Swift’s line “What about that?… You made her like that” points a finger at everyone who vilified or underestimated her narrator. It’s as if Ophelia had stood up amidst her ramblings and directly accused the Danish court: “I didn’t just go mad — you broke me..” By blending vulnerability with venom, “mad woman” stands as a modern response to the literary archetype of deranged and morally compromised women which derives from the Ophelias and Lady Macbeths of lore but continues to define the experiences of non-fictional women. Swift ensures that the inner life of the “mad” heroine isn’t lost in misery. Instead, it becomes a battle cry, echoing with empathy across the ages.

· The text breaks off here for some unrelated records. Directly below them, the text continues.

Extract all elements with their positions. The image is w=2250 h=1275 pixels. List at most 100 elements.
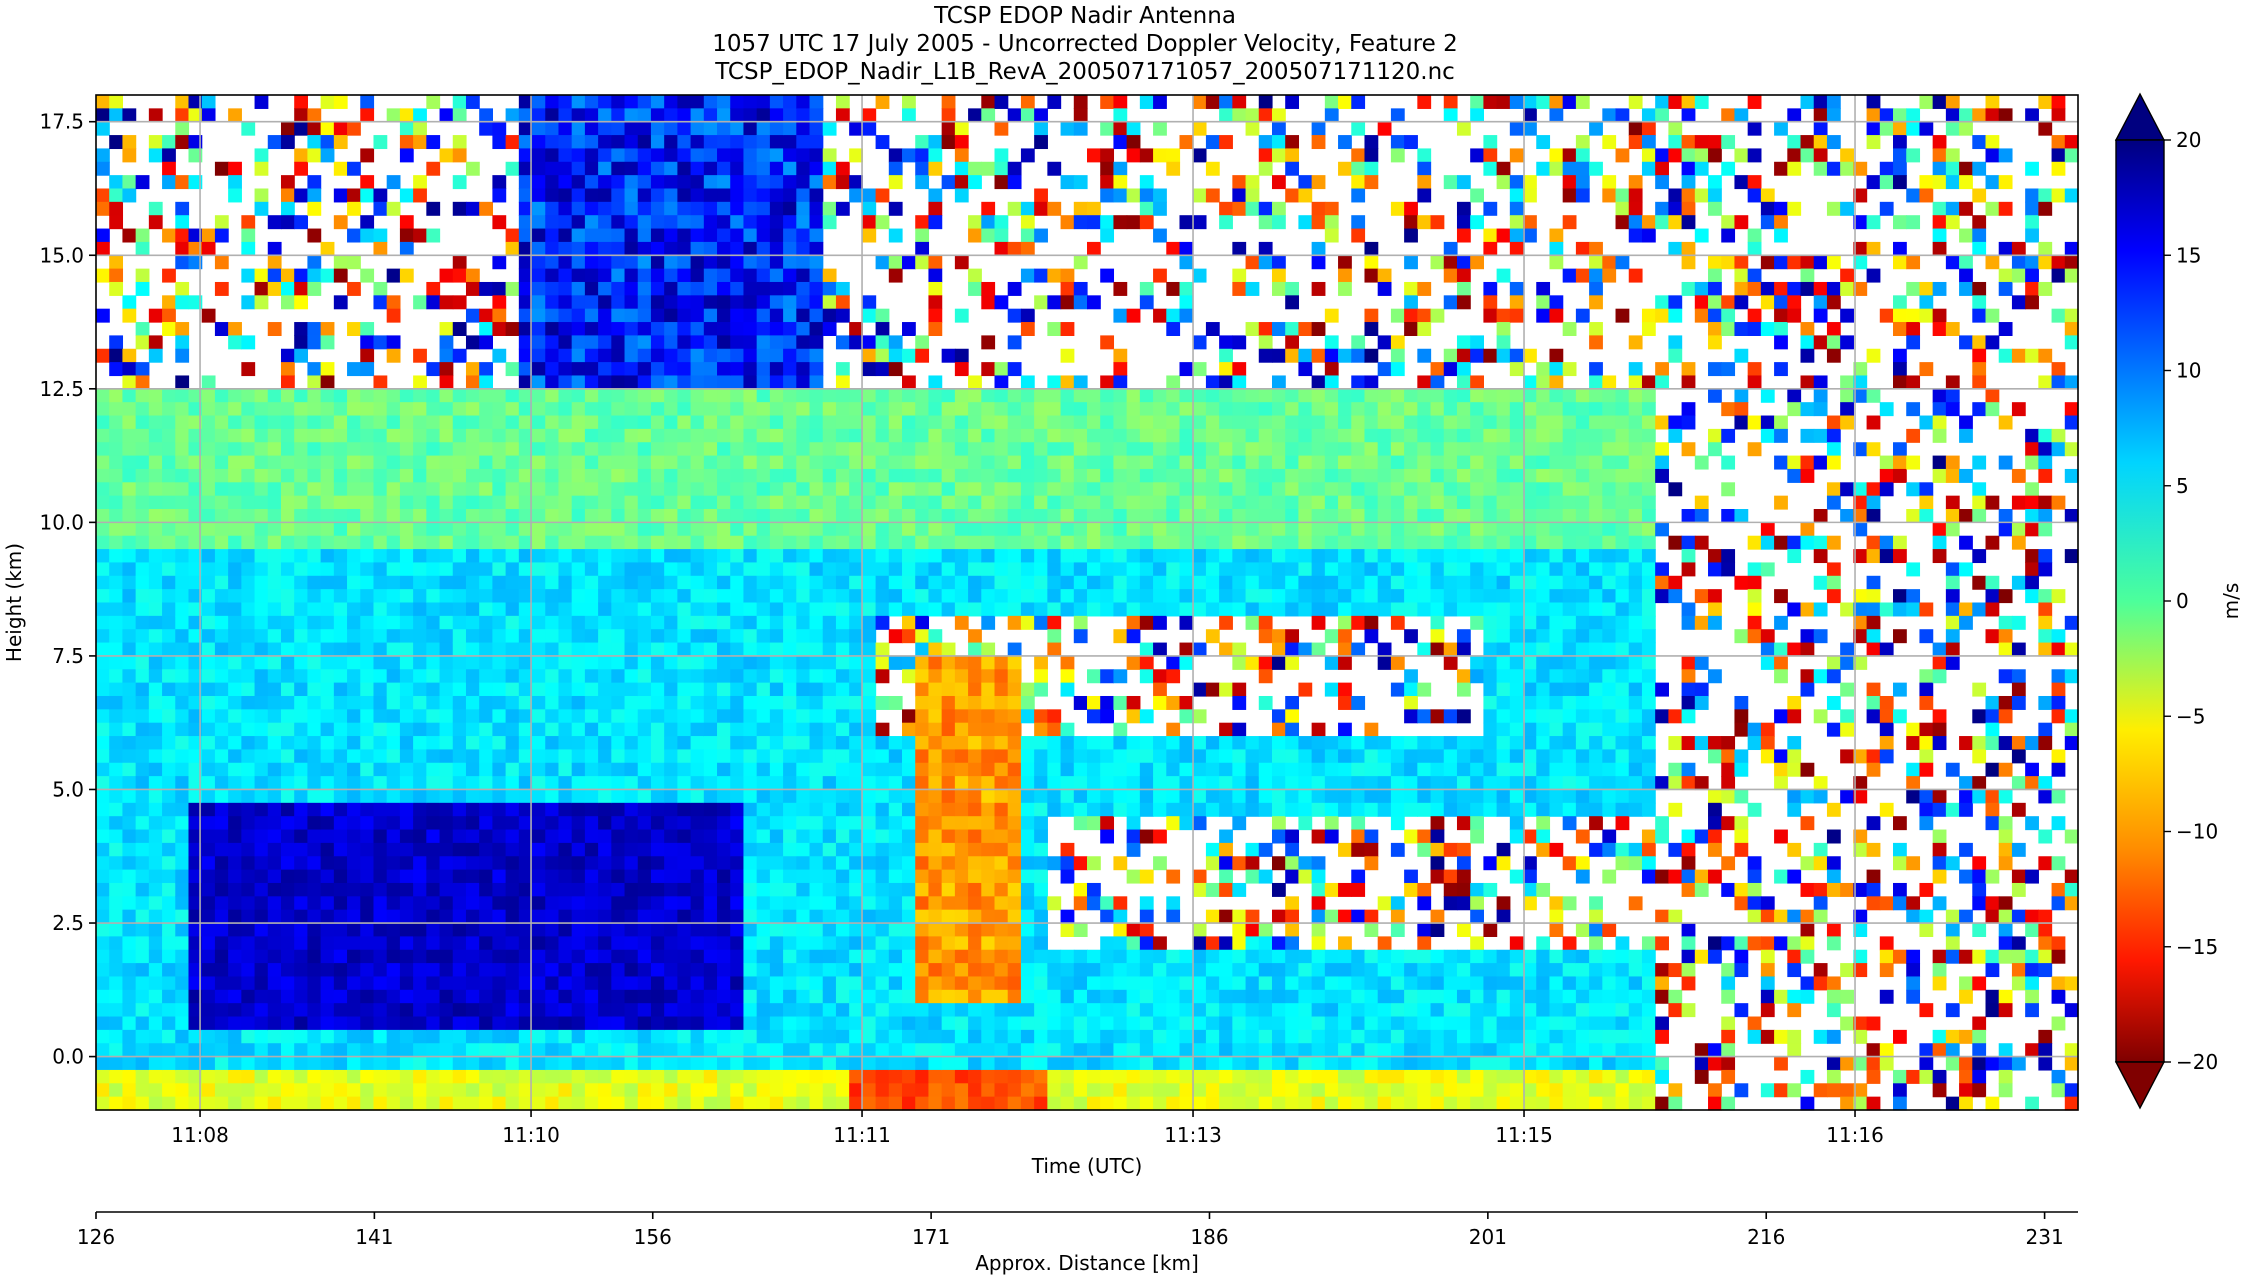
data-cell — [280, 1056, 295, 1071]
data-cell — [822, 121, 837, 136]
data-cell — [637, 161, 652, 176]
data-cell — [175, 1096, 190, 1111]
data-cell — [558, 749, 573, 764]
data-cell — [571, 468, 586, 483]
data-cell — [862, 295, 877, 310]
data-cell — [320, 388, 335, 403]
data-cell — [677, 963, 692, 978]
data-cell — [598, 816, 612, 831]
data-cell — [373, 1069, 388, 1084]
data-cell — [650, 1003, 665, 1018]
data-cell — [1073, 856, 1088, 871]
data-cell — [954, 669, 969, 684]
data-cell — [492, 695, 507, 710]
data-cell — [730, 856, 745, 871]
data-cell — [571, 682, 586, 697]
data-cell — [1007, 695, 1022, 710]
data-cell — [175, 241, 190, 256]
data-cell — [875, 509, 890, 523]
data-cell — [518, 1003, 533, 1018]
data-cell — [505, 642, 520, 657]
data-cell — [479, 575, 493, 590]
data-cell — [637, 428, 652, 443]
data-cell — [1047, 976, 1062, 991]
data-cell — [584, 428, 599, 443]
data-cell — [1020, 695, 1035, 710]
data-cell — [96, 509, 110, 523]
data-cell — [162, 602, 176, 617]
data-cell — [730, 215, 745, 230]
data-cell — [928, 468, 943, 483]
data-cell — [1034, 415, 1048, 430]
data-cell — [465, 468, 480, 483]
data-cell — [267, 1096, 282, 1111]
data-cell — [347, 602, 361, 617]
data-cell — [809, 602, 824, 617]
data-cell — [624, 789, 639, 804]
data-cell — [201, 989, 216, 1004]
data-cell — [743, 989, 758, 1004]
data-cell — [135, 789, 150, 804]
data-cell — [954, 468, 969, 483]
data-cell — [399, 388, 414, 403]
data-cell — [532, 655, 546, 670]
data-cell — [743, 241, 758, 256]
data-cell — [545, 629, 560, 644]
data-cell — [439, 428, 454, 443]
data-cell — [624, 589, 639, 604]
data-cell — [717, 896, 731, 911]
data-cell — [862, 468, 877, 483]
data-cell — [96, 856, 110, 871]
data-cell — [96, 615, 110, 630]
data-cell — [214, 923, 229, 937]
data-cell — [650, 989, 665, 1004]
data-cell — [122, 936, 137, 951]
data-cell — [426, 1016, 441, 1031]
data-cell — [835, 1043, 850, 1058]
data-cell — [347, 1083, 361, 1098]
data-cell — [280, 549, 295, 564]
data-cell — [320, 642, 335, 657]
data-cell — [584, 615, 599, 630]
data-cell — [1020, 909, 1035, 924]
data-cell — [664, 669, 678, 684]
data-cell — [928, 882, 943, 897]
data-cell — [307, 175, 322, 190]
data-cell — [162, 802, 176, 817]
data-cell — [968, 882, 982, 897]
data-cell — [650, 549, 665, 564]
data-cell — [109, 695, 124, 710]
data-cell — [479, 1016, 493, 1031]
data-cell — [1007, 362, 1022, 377]
data-cell — [505, 856, 520, 871]
data-cell — [307, 375, 322, 390]
data-cell — [928, 669, 943, 684]
data-cell — [915, 388, 930, 403]
data-cell — [518, 362, 533, 377]
data-cell — [849, 829, 863, 844]
data-cell — [122, 816, 137, 831]
data-cell — [664, 95, 678, 109]
data-cell — [214, 1029, 229, 1044]
data-cell — [835, 442, 850, 457]
data-cell — [201, 308, 216, 323]
data-cell — [228, 509, 242, 523]
data-cell — [214, 255, 229, 270]
data-cell — [96, 936, 110, 951]
data-cell — [1020, 749, 1035, 764]
data-cell — [532, 335, 546, 350]
data-cell — [307, 882, 322, 897]
data-cell — [743, 1096, 758, 1111]
data-cell — [241, 669, 256, 684]
data-cell — [730, 335, 745, 350]
data-cell — [439, 1056, 454, 1071]
data-cell — [228, 989, 242, 1004]
data-cell — [413, 655, 427, 670]
data-cell — [96, 589, 110, 604]
data-cell — [360, 1043, 375, 1058]
data-cell — [637, 522, 652, 537]
data-cell — [954, 869, 969, 884]
data-cell — [188, 949, 203, 964]
data-cell — [664, 1003, 678, 1018]
data-cell — [254, 495, 269, 510]
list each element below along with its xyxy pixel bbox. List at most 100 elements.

Even outside of “mad woman,” Swift’s music is tinged with the stories of tragic heroines. Her album Evermore opens with “willow,” a love song that Swift herself has described as about intrigue and spellbinding attraction. Fans familiar with Shakespeare’s works quickly noticed an eerie connection to Desdemona’s “Willow Song” in Othello. In the play, Desdemona sings a folk tune about a woman abandoned by her lover (“sing all a green willow must be my garland”) on the night she herself will be murdered. It’s a moment heavy with foreshadowing. Centuries later, Swift releases her own “willow” with its witchy music video and lyrics such as “Life was a willow and it bent right to your wind.” The song’s refrain, “Wherever you stray, I follow,” carries an underbelly of fatalistic devotion. While Evermore’s “willow” is ultimately a love song with a much happier fate than Desdemona’s, the intertextual nod is there. This era of her songwriting leans into the same moody atmosphere that Shakespeare captured in his tragic heroines’ most intimate moments, perhaps going so far as to rewrite their fates.